How To Invest Money In India
Foreign Direct Investment is when a foreign entity makes an investment in a business based in another country. This foreign entity can be an individual, a firm, a company, etc. The key factor that distinguishes foreign direct investment from foreign portfolio investment is the controlling interest of the investor. Generally, the foreign investor will acquire or establish a business to get direct control of the business set up in another country.
In order to invest in India, an investor must know that there are broadly three types of Foreign Direct Investment (FDI):
- Vertical Investment
Under vertical investment, a business that is differentiated to an extent is established in a foreign country.
- Horizontal Investment
Under this type of investment, an investor opens the same business in a foreign country.
- Conglomerate Investment
Under the conglomerate investment type, an investment is carried out even if the business is unrelated or different to its existing business.
After the initiation of economic liberalization in 1991, the Government of India amended FDI policies in order to encourage an increased FDI inflow.

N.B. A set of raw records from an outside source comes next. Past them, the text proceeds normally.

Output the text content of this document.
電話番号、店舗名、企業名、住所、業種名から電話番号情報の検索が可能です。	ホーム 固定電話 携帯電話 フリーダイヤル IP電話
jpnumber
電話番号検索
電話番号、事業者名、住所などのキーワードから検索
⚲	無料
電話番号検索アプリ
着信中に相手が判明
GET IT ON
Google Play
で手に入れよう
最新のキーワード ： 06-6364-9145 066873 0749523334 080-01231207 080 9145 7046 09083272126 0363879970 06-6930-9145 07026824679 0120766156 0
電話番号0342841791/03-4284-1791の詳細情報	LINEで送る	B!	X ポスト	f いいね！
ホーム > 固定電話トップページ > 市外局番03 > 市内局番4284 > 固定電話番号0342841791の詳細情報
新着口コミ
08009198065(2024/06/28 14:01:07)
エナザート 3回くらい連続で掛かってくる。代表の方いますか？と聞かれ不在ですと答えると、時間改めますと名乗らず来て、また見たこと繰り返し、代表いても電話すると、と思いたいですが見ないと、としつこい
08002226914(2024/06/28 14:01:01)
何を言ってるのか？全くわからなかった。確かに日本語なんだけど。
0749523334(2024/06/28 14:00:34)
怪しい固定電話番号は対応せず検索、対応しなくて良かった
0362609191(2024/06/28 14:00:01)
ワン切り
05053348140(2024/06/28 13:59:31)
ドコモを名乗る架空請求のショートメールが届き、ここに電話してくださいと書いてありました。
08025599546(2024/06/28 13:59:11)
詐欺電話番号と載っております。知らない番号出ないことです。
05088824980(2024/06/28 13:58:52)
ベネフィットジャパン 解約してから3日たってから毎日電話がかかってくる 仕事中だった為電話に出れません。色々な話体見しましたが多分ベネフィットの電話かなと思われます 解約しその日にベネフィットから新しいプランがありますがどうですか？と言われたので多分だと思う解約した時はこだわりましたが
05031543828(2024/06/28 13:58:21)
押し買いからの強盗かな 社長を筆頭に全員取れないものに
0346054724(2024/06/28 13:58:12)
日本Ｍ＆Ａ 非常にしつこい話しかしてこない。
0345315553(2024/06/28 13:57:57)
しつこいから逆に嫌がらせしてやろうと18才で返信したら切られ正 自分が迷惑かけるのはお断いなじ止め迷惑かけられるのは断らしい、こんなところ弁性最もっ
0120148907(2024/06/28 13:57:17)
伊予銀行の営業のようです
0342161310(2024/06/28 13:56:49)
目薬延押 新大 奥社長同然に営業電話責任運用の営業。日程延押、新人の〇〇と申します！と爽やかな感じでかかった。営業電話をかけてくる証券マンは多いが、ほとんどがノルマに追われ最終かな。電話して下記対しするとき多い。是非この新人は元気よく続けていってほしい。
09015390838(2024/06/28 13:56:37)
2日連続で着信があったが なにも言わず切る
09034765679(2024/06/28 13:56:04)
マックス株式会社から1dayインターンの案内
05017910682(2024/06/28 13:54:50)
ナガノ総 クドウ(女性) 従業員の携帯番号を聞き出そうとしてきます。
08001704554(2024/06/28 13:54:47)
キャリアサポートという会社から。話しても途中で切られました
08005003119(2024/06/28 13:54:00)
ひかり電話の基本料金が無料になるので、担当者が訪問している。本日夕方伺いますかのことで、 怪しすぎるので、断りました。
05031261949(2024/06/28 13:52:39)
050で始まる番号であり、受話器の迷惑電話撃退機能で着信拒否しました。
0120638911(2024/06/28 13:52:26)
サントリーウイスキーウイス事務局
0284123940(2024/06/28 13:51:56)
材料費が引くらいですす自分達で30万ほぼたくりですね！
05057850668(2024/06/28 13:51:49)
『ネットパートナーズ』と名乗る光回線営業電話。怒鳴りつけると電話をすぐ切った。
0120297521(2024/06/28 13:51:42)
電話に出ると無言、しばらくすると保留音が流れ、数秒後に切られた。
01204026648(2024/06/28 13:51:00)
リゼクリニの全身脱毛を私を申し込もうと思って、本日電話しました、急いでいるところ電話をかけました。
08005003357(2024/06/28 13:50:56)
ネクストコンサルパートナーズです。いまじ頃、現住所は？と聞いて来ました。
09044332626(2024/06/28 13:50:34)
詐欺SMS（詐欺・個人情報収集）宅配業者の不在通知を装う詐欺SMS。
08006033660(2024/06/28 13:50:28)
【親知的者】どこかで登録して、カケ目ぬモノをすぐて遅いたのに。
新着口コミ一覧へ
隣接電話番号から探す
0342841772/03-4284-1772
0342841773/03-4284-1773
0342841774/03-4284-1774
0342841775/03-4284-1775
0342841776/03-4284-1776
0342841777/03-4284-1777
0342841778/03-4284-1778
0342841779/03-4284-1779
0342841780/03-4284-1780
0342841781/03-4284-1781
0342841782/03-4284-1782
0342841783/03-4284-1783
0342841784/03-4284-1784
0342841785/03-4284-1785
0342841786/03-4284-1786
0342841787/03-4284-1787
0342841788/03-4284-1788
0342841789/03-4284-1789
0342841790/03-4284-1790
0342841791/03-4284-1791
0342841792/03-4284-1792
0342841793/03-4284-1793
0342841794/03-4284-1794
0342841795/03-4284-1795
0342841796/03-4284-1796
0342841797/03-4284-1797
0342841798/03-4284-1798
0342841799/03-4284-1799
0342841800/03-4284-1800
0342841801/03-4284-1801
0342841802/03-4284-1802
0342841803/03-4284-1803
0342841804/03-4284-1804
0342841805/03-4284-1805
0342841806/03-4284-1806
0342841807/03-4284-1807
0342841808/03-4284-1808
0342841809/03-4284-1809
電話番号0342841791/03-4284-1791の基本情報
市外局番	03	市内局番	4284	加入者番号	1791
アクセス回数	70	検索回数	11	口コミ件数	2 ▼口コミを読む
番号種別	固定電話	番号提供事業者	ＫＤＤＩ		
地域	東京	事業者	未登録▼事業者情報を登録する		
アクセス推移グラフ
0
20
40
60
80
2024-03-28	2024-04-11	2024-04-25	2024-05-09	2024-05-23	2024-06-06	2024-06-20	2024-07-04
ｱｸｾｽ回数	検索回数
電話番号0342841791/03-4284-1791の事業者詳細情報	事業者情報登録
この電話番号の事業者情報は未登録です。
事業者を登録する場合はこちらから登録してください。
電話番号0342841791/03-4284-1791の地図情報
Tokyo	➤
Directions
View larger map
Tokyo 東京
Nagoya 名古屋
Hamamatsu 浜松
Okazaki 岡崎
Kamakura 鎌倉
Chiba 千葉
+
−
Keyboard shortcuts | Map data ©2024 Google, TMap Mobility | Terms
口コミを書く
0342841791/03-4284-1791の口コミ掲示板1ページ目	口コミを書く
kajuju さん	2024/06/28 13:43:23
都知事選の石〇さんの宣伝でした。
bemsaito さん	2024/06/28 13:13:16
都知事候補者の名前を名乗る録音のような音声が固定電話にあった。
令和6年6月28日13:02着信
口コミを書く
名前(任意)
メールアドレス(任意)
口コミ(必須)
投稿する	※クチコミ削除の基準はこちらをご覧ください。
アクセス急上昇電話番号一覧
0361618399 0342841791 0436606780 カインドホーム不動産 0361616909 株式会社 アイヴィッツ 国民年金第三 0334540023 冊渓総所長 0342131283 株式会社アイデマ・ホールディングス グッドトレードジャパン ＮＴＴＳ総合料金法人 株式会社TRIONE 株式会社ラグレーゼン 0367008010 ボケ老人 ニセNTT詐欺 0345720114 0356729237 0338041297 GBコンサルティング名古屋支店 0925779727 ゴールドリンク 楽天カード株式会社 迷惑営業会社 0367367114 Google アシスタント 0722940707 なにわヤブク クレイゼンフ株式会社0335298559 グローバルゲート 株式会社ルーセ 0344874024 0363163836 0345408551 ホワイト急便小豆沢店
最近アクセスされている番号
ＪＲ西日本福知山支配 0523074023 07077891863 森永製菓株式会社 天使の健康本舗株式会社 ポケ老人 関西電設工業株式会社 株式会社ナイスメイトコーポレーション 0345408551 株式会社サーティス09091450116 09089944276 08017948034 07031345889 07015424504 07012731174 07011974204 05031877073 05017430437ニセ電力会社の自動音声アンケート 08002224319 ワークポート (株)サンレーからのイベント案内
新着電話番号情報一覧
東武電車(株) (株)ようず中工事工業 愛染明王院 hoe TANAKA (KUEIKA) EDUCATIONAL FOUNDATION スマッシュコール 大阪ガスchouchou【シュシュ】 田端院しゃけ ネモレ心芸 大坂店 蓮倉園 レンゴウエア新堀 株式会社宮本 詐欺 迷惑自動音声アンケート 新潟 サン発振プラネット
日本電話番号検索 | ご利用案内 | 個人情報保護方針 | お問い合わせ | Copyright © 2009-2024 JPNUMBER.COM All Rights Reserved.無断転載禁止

India is one of the largest economies in the world with tremendous growth potential. With its special investment privileges such as tax exemption and relatively lower wages, India has become an attractive investment destination for foreign companies and individuals. As of February 2019, the Government of India aims to achieve its goal of US $100 Billion worth of foreign direct investment inflows.
To invest in India, an investor must follow two routes:
- Automatic route: Under this route, no prior approval of authority is required by the foreign investor. 100% FDI is allowed. This slows the investor to invest in any company they wish to.
- Government route: A prior approval is needed in order to proceed with FDI under this route.
There is no fixed rate for foreign direct investment in India. While some sectors or industries, allow 100% FDI, the percentages of other industries may vary from 26% to 51%. However, there are some industries where the Government of India strictly prohibits FDI. These industries are as follows:
- Atomic Energy Generation
- Cigars, Cigarettes, or any related tobacco industry
- Lotteries (online, private, government, etc)
- Investment in Chit Funds
- Agricultural or Plantation Activities (although there are many exceptions like horticulture, fisheries, tea plantations, Pisciculture, animal husbandry, etc)
- Housing and Real Estate (except townships, commercial projects, etc)
- Trading in TDR’s
- Any Gambling or Betting businesses
FDI inflow is restricted in sectors like defense, insurance, etc. in order to safeguard the country.